The U.S. Food and Drug Administration (FDA) has denied accelerated approval for the investigational anti-amyloid donanemab (Eli Lilly) for the treatment of early Alzheimer's disease (AD) because of insufficient data, the manufacturer has announced.
In a press release, the company reported the FDA issued a complete response letter requesting that Lilly provide data from at least 100 patients who received a minimum of 12 months of continued treatment of donanemab.
The data are part of the Phase 3 TRAILBLAZER-ALZ 2 trial, and most of the results will be available by the second quarter of 2023, the company said.
“While the trial included more than 100 patients treated with donanemab, due to the speed of plaque reduction, many patients were able to stop dosing as early as six months of treatment, resulting in fewer than 100 patients receiving 12 months of donanemab,” Lilly's press release noted.
“The FDA indicated that the data to meet the exposure exception would likely need to include the unblinded controlled safety data from TRAILBLAZER ALZ 2 upon completion,” it added.
The Alzheimer's Association noted in a statement that “the donanemab Phase 2 Alzheimer's trial showed significant slowing of decline on a measure of memory, thinking, and daily function” compared with placebo in patients with early AD.

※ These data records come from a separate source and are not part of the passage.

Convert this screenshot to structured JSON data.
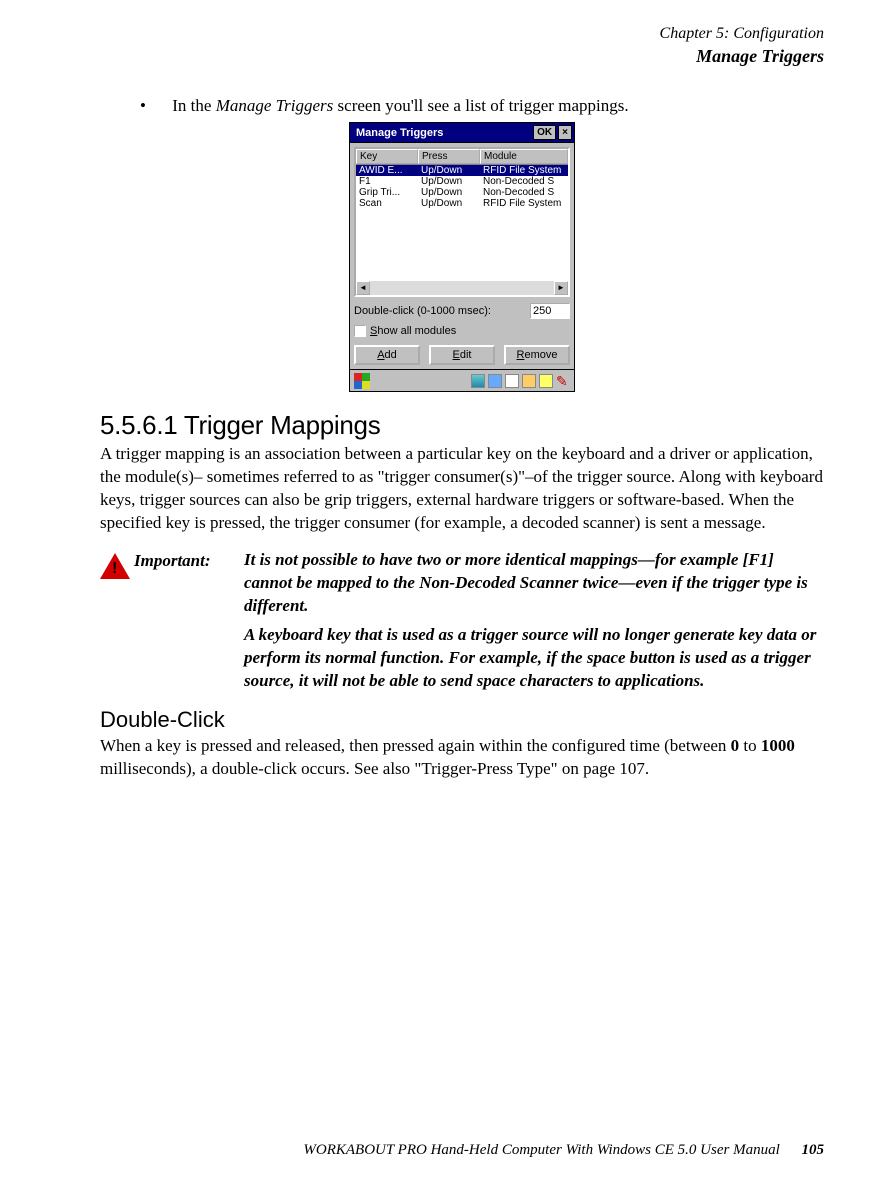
{
  "header": {
    "chapter": "Chapter 5: Configuration",
    "section": "Manage Triggers"
  },
  "intro": {
    "bullet_prefix": "•",
    "text_before": "In the ",
    "italic": "Manage Triggers",
    "text_after": " screen you'll see a list of trigger mappings."
  },
  "window": {
    "title": "Manage Triggers",
    "ok": "OK",
    "close": "×",
    "columns": {
      "key": "Key",
      "press": "Press",
      "module": "Module"
    },
    "rows": [
      {
        "key": "AWID E...",
        "press": "Up/Down",
        "module": "RFID File System",
        "selected": true
      },
      {
        "key": "F1",
        "press": "Up/Down",
        "module": "Non-Decoded S"
      },
      {
        "key": "Grip Tri...",
        "press": "Up/Down",
        "module": "Non-Decoded S"
      },
      {
        "key": "Scan",
        "press": "Up/Down",
        "module": "RFID File System"
      }
    ],
    "dc_label": "Double-click (0-1000 msec):",
    "dc_value": "250",
    "show_all": "Show all modules",
    "buttons": {
      "add": "Add",
      "edit": "Edit",
      "remove": "Remove"
    }
  },
  "section": {
    "num_title": "5.5.6.1    Trigger Mappings",
    "para": "A trigger mapping is an association between a particular key on the keyboard and a driver or application, the module(s)– sometimes referred to as \"trigger consumer(s)\"–of the trigger source. Along with keyboard keys, trigger sources can also be grip triggers, external hardware triggers or software-based. When the specified key is pressed, the trigger consumer (for example, a decoded scanner) is sent a message."
  },
  "important": {
    "label": "Important:",
    "p1": "It is not possible to have two or more identical mappings—for example [F1] cannot be mapped to the Non-Decoded Scanner twice—even if the trigger type is different.",
    "p2": "A keyboard key that is used as a trigger source will no longer generate key data or perform its normal function. For example, if the space button is used as a trigger source, it will not be able to send space characters to applications."
  },
  "double_click": {
    "heading": "Double-Click",
    "para_a": "When a key is pressed and released, then pressed again within the configured time (between ",
    "zero": "0",
    "para_b": " to ",
    "thousand": "1000",
    "para_c": " milliseconds), a double-click occurs. See also \"Trigger-Press Type\" on page 107."
  },
  "footer": {
    "text": "WORKABOUT PRO Hand-Held Computer With Windows CE 5.0 User Manual",
    "page": "105"
  }
}
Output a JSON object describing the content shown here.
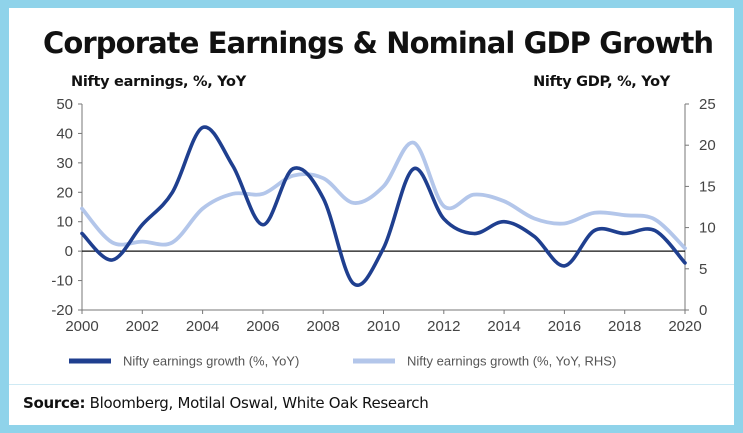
{
  "header": {
    "title": "Corporate Earnings & Nominal GDP Growth",
    "left_axis_title": "Nifty earnings, %, YoY",
    "right_axis_title": "Nifty GDP, %, YoY"
  },
  "footer": {
    "source_label": "Source:",
    "source_text": " Bloomberg, Motilal Oswal, White Oak Research"
  },
  "chart_data": {
    "type": "line",
    "x": [
      2000,
      2001,
      2002,
      2003,
      2004,
      2005,
      2006,
      2007,
      2008,
      2009,
      2010,
      2011,
      2012,
      2013,
      2014,
      2015,
      2016,
      2017,
      2018,
      2019,
      2020
    ],
    "xlim": [
      2000,
      2020
    ],
    "x_ticks": [
      "2000",
      "2002",
      "2004",
      "2006",
      "2008",
      "2010",
      "2012",
      "2014",
      "2016",
      "2018",
      "2020"
    ],
    "ylim_left": [
      -20,
      50
    ],
    "y_ticks_left": [
      "50",
      "40",
      "30",
      "20",
      "10",
      "0",
      "-10",
      "-20"
    ],
    "ylim_right": [
      0,
      25
    ],
    "y_ticks_right": [
      "25",
      "20",
      "15",
      "10",
      "5",
      "0"
    ],
    "zero_line": true,
    "grid": false,
    "legend_position": "bottom",
    "series": [
      {
        "name": "Nifty earnings growth (%, YoY)",
        "axis": "left",
        "color": "#1f3f8f",
        "values": [
          6,
          -3,
          9,
          20,
          42,
          29,
          9,
          28,
          18,
          -11,
          1,
          28,
          11,
          6,
          10,
          5,
          -5,
          7,
          6,
          7,
          -4
        ]
      },
      {
        "name": "Nifty earnings growth (%, YoY, RHS)",
        "axis": "right",
        "color": "#b3c6ea",
        "values": [
          12.3,
          8.2,
          8.3,
          8.2,
          12.3,
          14.1,
          14.1,
          16.3,
          16.0,
          13.0,
          15.0,
          20.3,
          12.6,
          14.0,
          13.2,
          11.1,
          10.5,
          11.8,
          11.5,
          11.0,
          7.5
        ]
      }
    ]
  }
}
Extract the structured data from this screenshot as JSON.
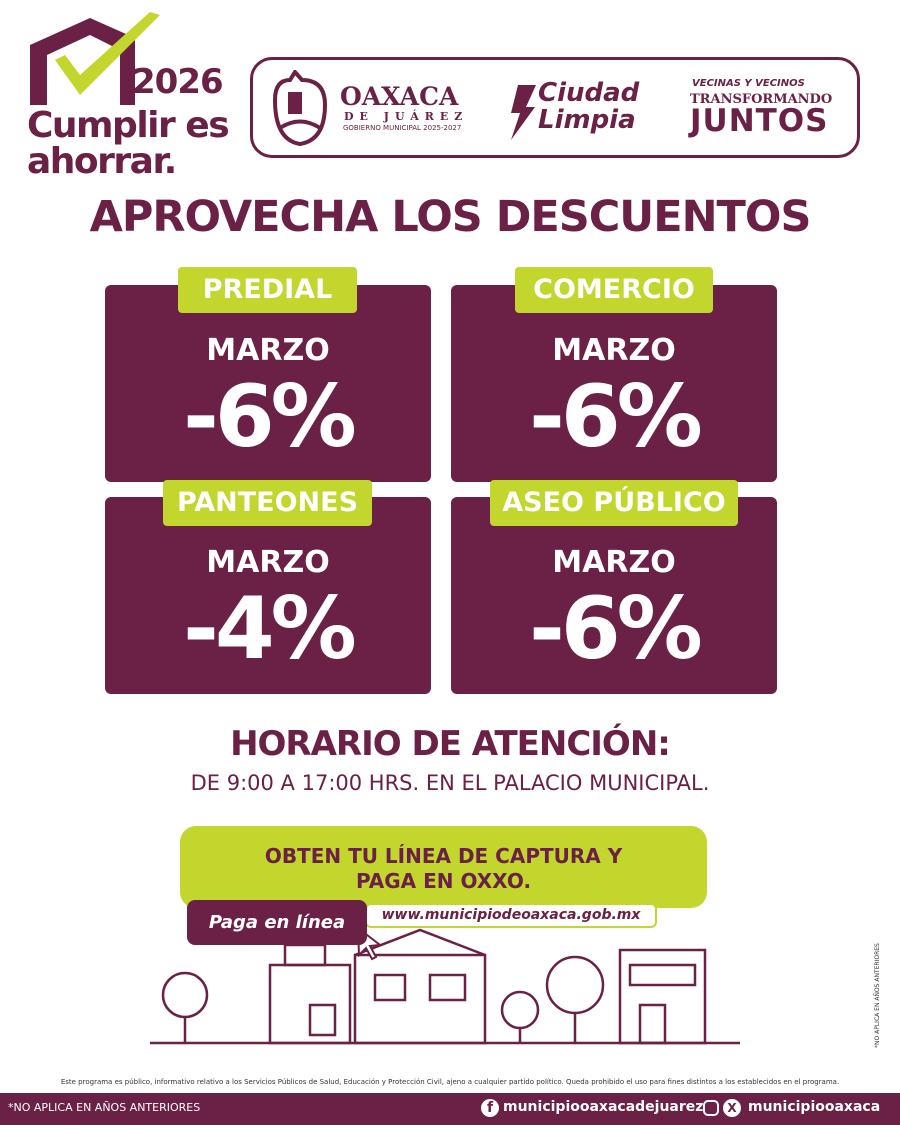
{
  "brand": {
    "year": "2026",
    "slogan_line1": "Cumplir es",
    "slogan_line2": "ahorrar."
  },
  "header_logos": {
    "oaxaca": {
      "name": "OAXACA",
      "sub": "DE JUÁREZ",
      "gov": "GOBIERNO MUNICIPAL 2025-2027"
    },
    "ciudad_limpia": {
      "line1": "Ciudad",
      "line2": "Limpia"
    },
    "juntos": {
      "line1": "VECINAS Y VECINOS",
      "line2": "TRANSFORMANDO",
      "line3": "JUNTOS"
    }
  },
  "title": "APROVECHA LOS DESCUENTOS",
  "discounts": [
    {
      "label": "PREDIAL",
      "month": "MARZO",
      "percent": "-6%"
    },
    {
      "label": "COMERCIO",
      "month": "MARZO",
      "percent": "-6%"
    },
    {
      "label": "PANTEONES",
      "month": "MARZO",
      "percent": "-4%"
    },
    {
      "label": "ASEO PÚBLICO",
      "month": "MARZO",
      "percent": "-6%"
    }
  ],
  "schedule": {
    "title": "HORARIO DE ATENCIÓN:",
    "text": "DE 9:00 A 17:00 HRS. EN EL PALACIO MUNICIPAL."
  },
  "cta": {
    "line1": "OBTEN TU LÍNEA DE CAPTURA Y",
    "line2": "PAGA EN OXXO.",
    "pay_online": "Paga en línea",
    "url": "www.municipiodeoaxaca.gob.mx"
  },
  "disclaimer": "Este programa es público, informativo relativo a los Servicios Públicos de Salud, Educación y Protección Civil, ajeno a cualquier partido político. Queda prohibido el uso para fines distintos a los establecidos en el programa.",
  "side_note": "*NO APLICA EN AÑOS ANTERIORES",
  "footer": {
    "note": "*NO APLICA EN AÑOS ANTERIORES",
    "facebook": "municipiooaxacadejuarez",
    "social": "municipiooaxaca"
  },
  "colors": {
    "maroon": "#6b2045",
    "lime": "#c2d62e"
  }
}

“On behalf of our constituents, we look forward to the Phase 3 trial top-line data readout expected later this year, and the outcome of ongoing discussions between the company and the FDA,” the organization said.
The delay of donanemab's fast-tracked approval follows on the heels of the FDA's approval earlier this month of the anti-amyloid lecanemab (Leqembi, Eisai) for the treatment of early AD, as reported at the time by Medscape Medical News.
The FDA approved lecanemab on January 6 based on results from the CLARITY AD trial, which showed that the drug reduced amyloid markers in early AD, and resulted in moderately less decline in cognition and function than placebo at 18 months. However, it was also associated with several adverse events.
As for donanemab, Howard Fillit, MD, cofounder and chief science officer of the Alzheimer's Drug Discovery Foundation (ADDF), commented in a press release that the drug “did what it was intended to do” — remove amyloid plaques in the brain.
“And because of the trial's innovative design, treatment was halted for patients once the biomarker PET scans confirmed the plaques were gone. In some cases, this occurred in less than 12 months, which is why fewer patients stayed on the drug for a full year,” he noted.